A close-up look at the cryptic RNG
Thanks to everyone who contacted our offices to inquire about random number generators, a topic that I had planned to address last week.
The truth is random number generators, which supposedly control the outcome of all gaming machines – slots, poker, keno, etc. – is a cryptic subject, made so because of the convergence of two other cryptic topics, computer technology and higher mathematics (neither of which is my strong suit).
Using information from experts in the field, the machine’s random number generator or RNG is contained in a computer chip that is constantly generating a string of numbers at a predetermined "clock speed."
When a player hits the spin button on a slot machine, or the deal button on a poker machine or the start button on a keno machine, the RNG sends out a number or series of numbers used to determine the outcome of the game.
According to one source, most machines in a casino use an RNG that then cycles 4.3 billion numbers. Theoretically, this satisfies most regulators’ requirement that the outcome of a game must be random.
In Nevada, gaming regulations require that the selection process to determine the outcome of a game must be "random," which according to Regulation 14.040, means the process "must meet 95 percent confidence limits using a standard chi-squared test for goodness of fit."
Admittedly, that’s a mouthful, but here’s my best shot at an explanation, based on interviews with geeky engineers and math wizards. The standard chi-squared test is also known as the Pearson test, which is a mathematical process that determines whether the frequency distribution of certain events observed in a sample is consistent with its theoretical distribution.

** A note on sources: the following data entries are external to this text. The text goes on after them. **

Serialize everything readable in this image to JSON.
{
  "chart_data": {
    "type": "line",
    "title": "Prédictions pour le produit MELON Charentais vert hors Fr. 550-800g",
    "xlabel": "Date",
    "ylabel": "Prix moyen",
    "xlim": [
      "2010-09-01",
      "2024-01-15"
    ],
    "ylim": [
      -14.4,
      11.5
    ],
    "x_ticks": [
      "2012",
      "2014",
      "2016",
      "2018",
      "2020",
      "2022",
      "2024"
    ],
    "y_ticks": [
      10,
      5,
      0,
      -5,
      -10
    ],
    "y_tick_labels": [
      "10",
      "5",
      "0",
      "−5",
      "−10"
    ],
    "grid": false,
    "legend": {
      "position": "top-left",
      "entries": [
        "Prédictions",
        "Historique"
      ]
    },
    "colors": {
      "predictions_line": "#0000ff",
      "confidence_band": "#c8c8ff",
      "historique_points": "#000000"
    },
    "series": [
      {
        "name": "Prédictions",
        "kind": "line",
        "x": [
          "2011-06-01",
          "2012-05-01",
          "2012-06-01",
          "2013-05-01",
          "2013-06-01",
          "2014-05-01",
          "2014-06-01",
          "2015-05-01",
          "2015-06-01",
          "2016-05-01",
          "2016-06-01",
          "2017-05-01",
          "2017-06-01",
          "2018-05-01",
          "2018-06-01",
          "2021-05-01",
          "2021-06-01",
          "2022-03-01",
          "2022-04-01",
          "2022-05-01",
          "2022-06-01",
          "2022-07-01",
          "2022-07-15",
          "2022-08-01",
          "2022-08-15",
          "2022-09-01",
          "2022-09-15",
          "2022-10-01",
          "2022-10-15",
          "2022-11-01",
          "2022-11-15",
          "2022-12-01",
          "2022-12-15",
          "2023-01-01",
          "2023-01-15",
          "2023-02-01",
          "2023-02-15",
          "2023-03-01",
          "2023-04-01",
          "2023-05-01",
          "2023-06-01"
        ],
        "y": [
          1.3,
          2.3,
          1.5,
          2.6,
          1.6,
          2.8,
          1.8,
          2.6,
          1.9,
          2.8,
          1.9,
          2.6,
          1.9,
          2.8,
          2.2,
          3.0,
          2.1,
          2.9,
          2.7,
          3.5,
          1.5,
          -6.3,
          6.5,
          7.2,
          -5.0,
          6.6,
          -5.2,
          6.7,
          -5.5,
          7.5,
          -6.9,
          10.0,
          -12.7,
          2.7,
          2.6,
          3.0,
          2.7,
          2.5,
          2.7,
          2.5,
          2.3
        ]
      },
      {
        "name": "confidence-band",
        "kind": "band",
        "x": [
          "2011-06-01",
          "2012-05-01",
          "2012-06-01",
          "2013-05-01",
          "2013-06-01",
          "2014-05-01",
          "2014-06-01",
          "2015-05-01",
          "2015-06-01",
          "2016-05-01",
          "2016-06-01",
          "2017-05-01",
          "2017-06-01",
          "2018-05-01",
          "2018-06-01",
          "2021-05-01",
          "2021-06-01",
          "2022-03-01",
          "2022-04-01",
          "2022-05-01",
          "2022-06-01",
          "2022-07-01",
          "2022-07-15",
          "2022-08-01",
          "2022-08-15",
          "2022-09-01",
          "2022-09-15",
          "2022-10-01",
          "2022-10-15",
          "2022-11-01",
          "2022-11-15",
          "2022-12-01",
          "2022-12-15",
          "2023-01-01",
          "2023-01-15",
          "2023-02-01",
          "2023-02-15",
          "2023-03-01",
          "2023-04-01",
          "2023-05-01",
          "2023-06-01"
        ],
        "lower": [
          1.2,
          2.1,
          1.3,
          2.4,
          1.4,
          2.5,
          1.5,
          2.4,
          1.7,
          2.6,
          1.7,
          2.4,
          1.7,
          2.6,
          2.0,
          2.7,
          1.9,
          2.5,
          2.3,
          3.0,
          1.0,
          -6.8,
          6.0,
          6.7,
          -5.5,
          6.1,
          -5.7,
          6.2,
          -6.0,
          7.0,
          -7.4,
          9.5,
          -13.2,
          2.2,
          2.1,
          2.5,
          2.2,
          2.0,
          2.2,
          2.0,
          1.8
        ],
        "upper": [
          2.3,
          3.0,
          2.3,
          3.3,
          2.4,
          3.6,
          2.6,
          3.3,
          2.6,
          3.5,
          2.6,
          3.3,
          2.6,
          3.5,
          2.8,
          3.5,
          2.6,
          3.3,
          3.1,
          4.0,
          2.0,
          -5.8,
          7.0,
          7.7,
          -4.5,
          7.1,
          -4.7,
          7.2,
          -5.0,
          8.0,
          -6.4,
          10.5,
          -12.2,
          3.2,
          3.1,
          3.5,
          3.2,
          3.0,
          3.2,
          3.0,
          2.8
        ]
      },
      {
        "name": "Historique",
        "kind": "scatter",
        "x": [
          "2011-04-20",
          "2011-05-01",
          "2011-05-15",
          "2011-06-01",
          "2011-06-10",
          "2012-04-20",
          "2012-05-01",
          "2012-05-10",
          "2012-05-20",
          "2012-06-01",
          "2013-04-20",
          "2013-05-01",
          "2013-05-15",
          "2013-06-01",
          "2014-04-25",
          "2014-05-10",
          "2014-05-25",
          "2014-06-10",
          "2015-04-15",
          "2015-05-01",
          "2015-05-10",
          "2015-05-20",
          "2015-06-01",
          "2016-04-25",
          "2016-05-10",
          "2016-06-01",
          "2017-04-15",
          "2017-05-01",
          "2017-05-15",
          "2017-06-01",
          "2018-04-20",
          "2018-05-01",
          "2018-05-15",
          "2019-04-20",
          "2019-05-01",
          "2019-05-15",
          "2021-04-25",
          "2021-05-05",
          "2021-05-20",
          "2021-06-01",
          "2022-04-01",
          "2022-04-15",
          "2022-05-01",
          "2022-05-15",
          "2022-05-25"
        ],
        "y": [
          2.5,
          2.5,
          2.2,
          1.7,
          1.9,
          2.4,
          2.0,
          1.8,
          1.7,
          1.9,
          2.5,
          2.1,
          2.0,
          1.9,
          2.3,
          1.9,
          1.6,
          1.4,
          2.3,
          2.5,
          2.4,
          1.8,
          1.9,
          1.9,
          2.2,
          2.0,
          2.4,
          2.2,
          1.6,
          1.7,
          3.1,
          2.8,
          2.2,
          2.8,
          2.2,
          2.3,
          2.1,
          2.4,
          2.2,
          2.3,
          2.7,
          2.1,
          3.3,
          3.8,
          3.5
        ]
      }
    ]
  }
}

The "goodness of fit" requirement establishes whether the observed frequency distribution varies from the theoretical distribution.
The simplest example would be determining whether an ordinary six-sided die is fair, that is, all six numbers have an equal chance of turning up.
It becomes more complex with gaming machines, which typically have thousands of outcomes, whose probabilities must all add up to 100 percent.
Incidentally, those probabilities for games such as video poker and video keno, must match the same probabilities as in live games. That requirement is also contained in gaming Regulation 14.040.
As you can see, even the Gaming Control Board’s requirement of randomness is qualified; that is, it must be random, but only to a certain extent.
Just how much wiggle room that leaves manufacturers is unclear. Especially when dealing with high-tech, computerized devices that can be programmed to do virtually anything.
Getting to the operation of the RNG, experts have told me that random number generators are more accurately described as "virtual" or "pseudo" random number generators.
The explanation is that the RNG "algorithms use deterministic functions." Now we’re really getting cryptic!
What this means, according to a math expert, is that the entire cycle of numbers isn’t necessarily used to determine the outcome of every play.
Instead, only a portion of the cycle is used. Given the large number of iterations, this is sufficient to satisfy most requirements of randomness.
The entire cycle of numbers is used, however, at various times during the playing of a game, as well as at the outset or initiation of play.
I emphasize that last point because it could be intrinsic to my methodology of play, which calls for frequent "re-setting" of the keno machine. That is, cashing out and starting over.
As I’ve pointed out numerous times before, most of my significant payoffs or jackpots have come within just a handful of plays following the re-setting of the machine.
Perhaps this notion of "re-seeding" the random number generator could hold the key to why that might make a difference.
In any case, hopefully these explanations of how RNG’s work shed some light on what’s happening when we play the electronic games we enjoy so much.